I like the phrase “poetic and prophetic” very much because it speaks to me of the importance of rediscovering the language of the soul – the mystery, the awe and the wonder of God – things not seen with the eyes but experienced in the heart. It speaks of the importance of honouring the scriptures – those sacred accounts of people’s encounters with God – while taking seriously the contemporary stories of our own journey, yours and mine. It speaks to me of interpreting our heritage (the poetry) in order to act and speak authentically for God in the present (the prophetic).

Today’s gospel reading (John 14:8-17, 25-27) is part of Jesus’ farewell discourse to his disciples. As with the Pentecost account, it too speaks of empowerment for authentic ministry. I want to very briefly draw attention to two of its features:

The term rendered as Advocate is often, and probably better, understood as Counselor. The promised Spirit is God’s powerful and nurturing presence, given to the disciples in the wake of Jesus’ departure. The Counselor enables them to keep his commandments – to undertake concrete deeds of mercy and faithful obedience.

The Spirit teaches – it is the Spirit of truth. The Spirit enables the community to remember its links with Jesus. It forces a reality check – prodding, needling, and cajoling the community to embrace its true mission as the people of God.

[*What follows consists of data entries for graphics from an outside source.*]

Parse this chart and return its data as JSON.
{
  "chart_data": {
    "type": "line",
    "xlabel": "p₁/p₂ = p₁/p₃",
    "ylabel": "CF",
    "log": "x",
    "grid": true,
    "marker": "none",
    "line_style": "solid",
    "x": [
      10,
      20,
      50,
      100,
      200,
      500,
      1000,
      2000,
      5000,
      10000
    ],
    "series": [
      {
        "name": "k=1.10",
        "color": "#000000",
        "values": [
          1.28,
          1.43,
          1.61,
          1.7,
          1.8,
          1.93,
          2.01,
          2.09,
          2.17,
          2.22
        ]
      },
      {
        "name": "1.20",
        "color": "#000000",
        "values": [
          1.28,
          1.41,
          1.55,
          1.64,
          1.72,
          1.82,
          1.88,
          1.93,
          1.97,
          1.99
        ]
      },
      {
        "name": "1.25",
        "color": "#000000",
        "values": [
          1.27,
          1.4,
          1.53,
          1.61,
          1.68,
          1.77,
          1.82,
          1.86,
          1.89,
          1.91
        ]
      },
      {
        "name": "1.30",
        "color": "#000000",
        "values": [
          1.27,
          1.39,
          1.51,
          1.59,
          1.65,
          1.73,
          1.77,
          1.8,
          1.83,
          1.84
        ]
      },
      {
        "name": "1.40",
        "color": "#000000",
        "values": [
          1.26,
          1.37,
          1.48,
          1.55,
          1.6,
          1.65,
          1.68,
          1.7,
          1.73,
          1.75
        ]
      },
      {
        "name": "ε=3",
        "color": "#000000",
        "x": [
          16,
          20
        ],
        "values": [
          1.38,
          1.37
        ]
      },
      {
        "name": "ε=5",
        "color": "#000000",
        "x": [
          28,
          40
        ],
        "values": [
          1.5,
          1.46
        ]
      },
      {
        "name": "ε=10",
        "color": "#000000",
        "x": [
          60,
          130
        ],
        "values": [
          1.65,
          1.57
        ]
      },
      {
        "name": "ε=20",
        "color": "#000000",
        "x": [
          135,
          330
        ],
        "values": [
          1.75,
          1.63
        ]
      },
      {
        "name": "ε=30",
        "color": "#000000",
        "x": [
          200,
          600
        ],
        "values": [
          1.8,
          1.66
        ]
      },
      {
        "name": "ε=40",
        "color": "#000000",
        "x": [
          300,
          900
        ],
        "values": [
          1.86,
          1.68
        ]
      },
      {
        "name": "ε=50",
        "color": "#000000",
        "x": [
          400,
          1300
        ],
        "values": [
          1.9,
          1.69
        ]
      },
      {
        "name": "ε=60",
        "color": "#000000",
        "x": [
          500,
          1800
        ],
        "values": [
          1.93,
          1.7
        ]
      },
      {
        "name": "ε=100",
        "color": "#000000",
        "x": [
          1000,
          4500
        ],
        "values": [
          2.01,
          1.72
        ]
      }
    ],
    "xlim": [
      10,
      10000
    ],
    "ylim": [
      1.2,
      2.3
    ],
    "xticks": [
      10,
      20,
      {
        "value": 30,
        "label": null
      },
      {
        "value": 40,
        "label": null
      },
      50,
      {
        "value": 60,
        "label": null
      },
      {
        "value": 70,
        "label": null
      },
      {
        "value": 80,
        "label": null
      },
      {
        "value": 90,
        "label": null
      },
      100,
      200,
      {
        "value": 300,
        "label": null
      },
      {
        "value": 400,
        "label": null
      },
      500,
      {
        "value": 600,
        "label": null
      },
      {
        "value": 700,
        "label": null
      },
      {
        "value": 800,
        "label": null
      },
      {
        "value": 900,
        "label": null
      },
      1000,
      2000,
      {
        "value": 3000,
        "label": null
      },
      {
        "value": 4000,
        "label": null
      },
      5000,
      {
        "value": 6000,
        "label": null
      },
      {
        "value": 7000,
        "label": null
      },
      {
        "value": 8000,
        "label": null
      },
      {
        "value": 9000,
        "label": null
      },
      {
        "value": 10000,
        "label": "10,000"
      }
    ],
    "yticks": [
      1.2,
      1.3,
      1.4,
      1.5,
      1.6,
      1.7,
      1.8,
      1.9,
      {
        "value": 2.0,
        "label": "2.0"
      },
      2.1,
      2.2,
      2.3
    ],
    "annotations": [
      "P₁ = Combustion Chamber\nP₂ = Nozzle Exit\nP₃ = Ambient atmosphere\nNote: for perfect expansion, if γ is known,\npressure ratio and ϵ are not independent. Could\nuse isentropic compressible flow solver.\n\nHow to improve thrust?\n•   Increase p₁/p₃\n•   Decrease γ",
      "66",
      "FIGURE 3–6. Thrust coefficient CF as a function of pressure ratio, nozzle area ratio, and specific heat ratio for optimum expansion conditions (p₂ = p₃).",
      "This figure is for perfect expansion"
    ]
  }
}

These two elements – Spirit and truth – appear in every vital Christian community. The accents and styles may be different, but both are present wherever authentic Christian testimony is practiced. The same Spirit that animates all life inspires the community. Whether felt as the fire in the heart or as a gentle prompting to be honest, God’s Spirit enlivens all true testimony and all true worship. Any time we gather in the togetherness of the Spirit we bear witness to God’s transformative power in our midst.

Margaret Mayman puts it this way – religion does not transcend life, it transforms it. Isn’t that a great phrase – religion does not transcend life, it transforms it. God is in the here and now, encouraging, uplifting, consoling and transforming life.

Which brings us to another way of understanding the church’s mission. I believe a primary mission for the church today is to provide a safe place for people simply to be. A place where they can have real conversations about the faith, where their particular journey is honoured, where alternative images of the divine can be explored in honesty and without fear, and where they can be brought into a continually deepening understanding of the loving heart and mind of Christ. In short, where they are offered “the bread of life” and “living water”.

Let us pray:
Send once again, O Holy Spirit, those ancient tongues of fire upon this gathering. And just as at Pentecost you brought forth a new creation, so now help us to be a transformative movement, not a static institution. Touch our tongues that we may always be speaking the language of the gospel – which is love. Amen.